Tudo em Todo o Lugar ao Mesmo Tempo: nada importa, nem o cinema!
Tudo em Todo Lugar ao Mesmo Tempo: direção de Daniel Kwan e Daniel Scheinert
É SÓ MAIS UM FILME DE SUPER-HERÓIS PROTAGONIZADO POR GENTE COMUM
O humor anárquico e absurdo sempre foi um instrumento de demolição, usado sem piedade para estilhaçar o sistema e os poderosos da vez. Nas mãos de cineastas talentosos e criativos, o estilo irônico e mordaz costumava irradiar críticas para todas as direções, com zombarias que faziam pensar. Além de escarnecer, com elementos mórbidos e macabros, desconcertavam e tiravam o espectador da zona de conforto, o fazendo duvidar das verdades que trazia consigo para a sala de cinema. Infelizmente, em Tudo em Todo o Lugar ao Mesmo Tempo, realizado em 2022 por Daniel Kwan e Daniel Scheinert, o humor anárquico e absurdo é usado para acalmar os ímpetos contestadores e distrair. O maior esforço do filme é para estabelecer três conceitos mentirosos:Conceito mentiroso 1: nada importa, realmente! – A frase é pronunciada diversas vezes. Num primeiro momento, achamos que é para justificar a enxurrada de besteiras e bobagens cômicas que virão pela frente, mas na medida em que a colagem narrativa se completa, para configurar o drama familiar costurado no enredo, percebemos que se trata de uma artimanha niilista. Os alvos são a moral, as tradições e as miudezas do dia-a-dia. Não importam os erros, nem os acertos. Não importam as decisões emocionais, nem as calculadas. Não importam os resultados. Na vastidão infinita do multiverso, apenas o não existir pode finalmente trazer alguma ordem. Por que se incomodar, então? Deixe de bobagem! Você jamais será o senhor do seu destino. Seja um espectador comportado e aprecie, de camarote, as maravilhas inusitadas que o sistema preparou para você!

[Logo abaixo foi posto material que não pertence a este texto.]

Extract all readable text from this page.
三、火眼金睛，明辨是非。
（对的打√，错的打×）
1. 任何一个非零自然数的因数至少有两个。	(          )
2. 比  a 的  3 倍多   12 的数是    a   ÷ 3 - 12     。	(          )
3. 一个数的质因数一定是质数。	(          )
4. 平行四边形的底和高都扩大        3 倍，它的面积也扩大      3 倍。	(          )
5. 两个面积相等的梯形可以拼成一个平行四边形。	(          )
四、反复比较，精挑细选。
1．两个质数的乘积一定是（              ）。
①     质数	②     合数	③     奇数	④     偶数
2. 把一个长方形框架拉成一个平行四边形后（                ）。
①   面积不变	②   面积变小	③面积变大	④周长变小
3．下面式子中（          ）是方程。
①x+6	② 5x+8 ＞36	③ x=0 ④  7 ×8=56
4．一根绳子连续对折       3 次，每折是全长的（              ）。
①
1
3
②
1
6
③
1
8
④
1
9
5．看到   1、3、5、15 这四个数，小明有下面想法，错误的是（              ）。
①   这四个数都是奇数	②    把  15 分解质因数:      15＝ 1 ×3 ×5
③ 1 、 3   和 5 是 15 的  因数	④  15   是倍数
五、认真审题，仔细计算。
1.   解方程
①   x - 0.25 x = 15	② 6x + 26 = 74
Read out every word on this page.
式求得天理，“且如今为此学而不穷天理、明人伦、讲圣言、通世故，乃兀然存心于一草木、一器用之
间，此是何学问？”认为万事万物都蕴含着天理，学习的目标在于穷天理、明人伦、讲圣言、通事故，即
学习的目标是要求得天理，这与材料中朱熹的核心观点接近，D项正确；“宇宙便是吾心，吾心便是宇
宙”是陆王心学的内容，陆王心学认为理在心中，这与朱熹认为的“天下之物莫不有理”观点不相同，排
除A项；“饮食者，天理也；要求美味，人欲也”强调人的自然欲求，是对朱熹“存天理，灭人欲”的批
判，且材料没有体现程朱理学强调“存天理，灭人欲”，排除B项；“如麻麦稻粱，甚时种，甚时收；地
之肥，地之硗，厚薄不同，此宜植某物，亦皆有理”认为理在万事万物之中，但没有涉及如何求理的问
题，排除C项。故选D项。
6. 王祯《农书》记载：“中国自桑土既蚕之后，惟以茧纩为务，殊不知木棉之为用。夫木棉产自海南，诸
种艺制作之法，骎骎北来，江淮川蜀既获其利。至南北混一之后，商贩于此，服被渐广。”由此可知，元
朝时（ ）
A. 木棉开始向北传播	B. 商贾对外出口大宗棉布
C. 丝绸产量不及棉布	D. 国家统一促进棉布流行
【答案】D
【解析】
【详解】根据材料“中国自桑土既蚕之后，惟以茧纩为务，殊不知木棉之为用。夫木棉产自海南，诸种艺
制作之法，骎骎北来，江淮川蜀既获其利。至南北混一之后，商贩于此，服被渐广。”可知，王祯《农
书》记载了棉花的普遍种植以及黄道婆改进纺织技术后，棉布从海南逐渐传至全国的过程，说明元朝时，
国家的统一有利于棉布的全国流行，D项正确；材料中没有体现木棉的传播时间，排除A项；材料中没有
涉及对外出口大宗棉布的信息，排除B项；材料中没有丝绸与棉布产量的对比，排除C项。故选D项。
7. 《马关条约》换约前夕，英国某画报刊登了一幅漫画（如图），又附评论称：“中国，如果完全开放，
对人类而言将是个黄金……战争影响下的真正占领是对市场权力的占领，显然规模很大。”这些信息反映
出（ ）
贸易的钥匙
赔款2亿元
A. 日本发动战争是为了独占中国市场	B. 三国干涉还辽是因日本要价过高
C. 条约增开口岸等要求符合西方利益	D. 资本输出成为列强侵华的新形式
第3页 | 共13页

Conceito mentiroso 2: não devemos nos preocupar com a coerência! – Como desordem e bagunça são regra no multiverso e as contradições pipocam em todo lugar, ao mesmo tempo, é desnecessário encontrar relações de significado entre as nossas ações e suas consequências. Podemos desrespeitar a lógica e sair ilesos. Por que colar umas nas outras todas as nossas facetas e forçar aderência para que pareçam... coerentes? O que foi dito hoje pode ser desdito amanhã. O que vale para isto, não precisa valer para aquilo. O que é certo agora, pode se tornar errado, caso seja conveniente. O que importa é a narrativa. Ela é que determina se a história contada será densa ou divertida, proveitosa ou bacana.

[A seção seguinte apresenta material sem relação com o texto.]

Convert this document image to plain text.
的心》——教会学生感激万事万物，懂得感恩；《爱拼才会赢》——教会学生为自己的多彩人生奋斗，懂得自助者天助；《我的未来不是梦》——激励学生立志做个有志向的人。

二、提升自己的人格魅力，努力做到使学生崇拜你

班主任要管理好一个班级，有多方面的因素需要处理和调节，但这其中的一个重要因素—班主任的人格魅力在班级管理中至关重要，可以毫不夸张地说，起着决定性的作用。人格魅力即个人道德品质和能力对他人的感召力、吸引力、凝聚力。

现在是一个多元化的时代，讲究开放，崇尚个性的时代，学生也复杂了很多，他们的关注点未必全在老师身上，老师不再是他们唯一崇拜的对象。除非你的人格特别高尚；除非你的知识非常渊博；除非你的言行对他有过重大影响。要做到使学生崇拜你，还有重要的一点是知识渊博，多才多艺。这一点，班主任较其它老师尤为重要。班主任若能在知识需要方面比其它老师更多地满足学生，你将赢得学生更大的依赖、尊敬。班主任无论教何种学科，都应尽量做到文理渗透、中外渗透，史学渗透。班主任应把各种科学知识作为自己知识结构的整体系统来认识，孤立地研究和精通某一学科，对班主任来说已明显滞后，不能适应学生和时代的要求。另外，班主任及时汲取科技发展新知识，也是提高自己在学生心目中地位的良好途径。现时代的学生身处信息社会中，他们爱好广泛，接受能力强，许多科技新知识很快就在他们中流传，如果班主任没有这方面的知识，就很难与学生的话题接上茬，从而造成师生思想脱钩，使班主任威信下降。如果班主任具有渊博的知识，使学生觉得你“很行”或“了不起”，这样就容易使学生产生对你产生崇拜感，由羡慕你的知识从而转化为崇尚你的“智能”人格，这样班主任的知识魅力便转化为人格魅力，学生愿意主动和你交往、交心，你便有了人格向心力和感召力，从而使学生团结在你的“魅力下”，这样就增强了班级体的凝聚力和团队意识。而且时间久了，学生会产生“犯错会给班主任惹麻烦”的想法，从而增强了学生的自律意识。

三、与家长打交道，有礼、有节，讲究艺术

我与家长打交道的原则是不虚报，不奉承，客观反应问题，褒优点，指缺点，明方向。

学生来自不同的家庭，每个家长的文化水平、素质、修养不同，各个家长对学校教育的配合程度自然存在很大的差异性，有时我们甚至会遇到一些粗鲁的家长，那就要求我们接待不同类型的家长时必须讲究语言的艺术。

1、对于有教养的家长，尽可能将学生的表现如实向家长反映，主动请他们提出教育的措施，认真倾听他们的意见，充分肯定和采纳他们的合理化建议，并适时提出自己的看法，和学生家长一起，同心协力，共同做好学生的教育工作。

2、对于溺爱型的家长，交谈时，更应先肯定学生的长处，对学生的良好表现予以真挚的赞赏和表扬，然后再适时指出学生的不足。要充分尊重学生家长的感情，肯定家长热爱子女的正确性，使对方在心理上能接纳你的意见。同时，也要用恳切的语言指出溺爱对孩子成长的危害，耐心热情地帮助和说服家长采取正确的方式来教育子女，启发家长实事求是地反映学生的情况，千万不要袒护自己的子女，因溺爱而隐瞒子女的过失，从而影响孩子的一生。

Conceito mentiroso 3: pagar imposto é a coisa mais óbvia que pode existir! – Ah, os absurdos dominam todo o multiverso! Há um deles, inclusive, onde as pessoas têm salsichas no lugar dos dedos. E mesmo lá, nossas contrapartes pagam alegremente seus impostos. A receita federal possui filiais em todos os universos paralelos e se os seus funcionários são vilões, é por causa de desvios de caráter individuais. Isso nada tem a ver com a natureza da instituição. O estado é a única forma de organização política e social possível e deve ser sustentado com dedicação e seriedade. Se duvidar, até as pedras que habitam o mais desértico dos multiversos podem se orgulhar de ser contribuintes!
A essa altura, o leitor que ainda não assistiu a Tudo em Todo o Lugar ao Mesmo Tempo deve estar curioso para saber do que ele trata, afinal. Vamos à sinopse: O filme narra as desventuras de Evelyn Quan (Michelle Yeoh), uma imigrante chinesa nos Estados Unidos, que tem uma lavanderia afundada em dívidas com o fisco. Tem também um marido apático, Waymond Wang (Ke Huy Quan) e uma filha problemática, Joy (Stephanie Hsu), às voltas com as crises da adolescência. Para complicar, ela descobre que, sim, existem infinitos universos que consegue acessar, graças a truques tecnológicos revelados por uma das contrapartes de seu marido. Ele veio de outro universo, buscar ajuda para derrotar uma perversa vilã dedicada a destruir todo o multiverso – ninguém menos que uma contraparte onisciente da sua própria filha.
Tudo em Todo o Lugar ao Mesmo Tempo é uma mistura de comédia, ficção científica e aventura romântica, que adiciona lutas marciais chinesas desenfreadas, besteirol elevado à enésima potência e um sem número de referências à cultura pop – e ao próprio cinema. Mas posso colocar isso de uma forma mais simples: é um desses filmes de super-heróis voltado para o público adolescente – seus personagens podem não ter superpoderes, mas são capazes de façanhas homéricas.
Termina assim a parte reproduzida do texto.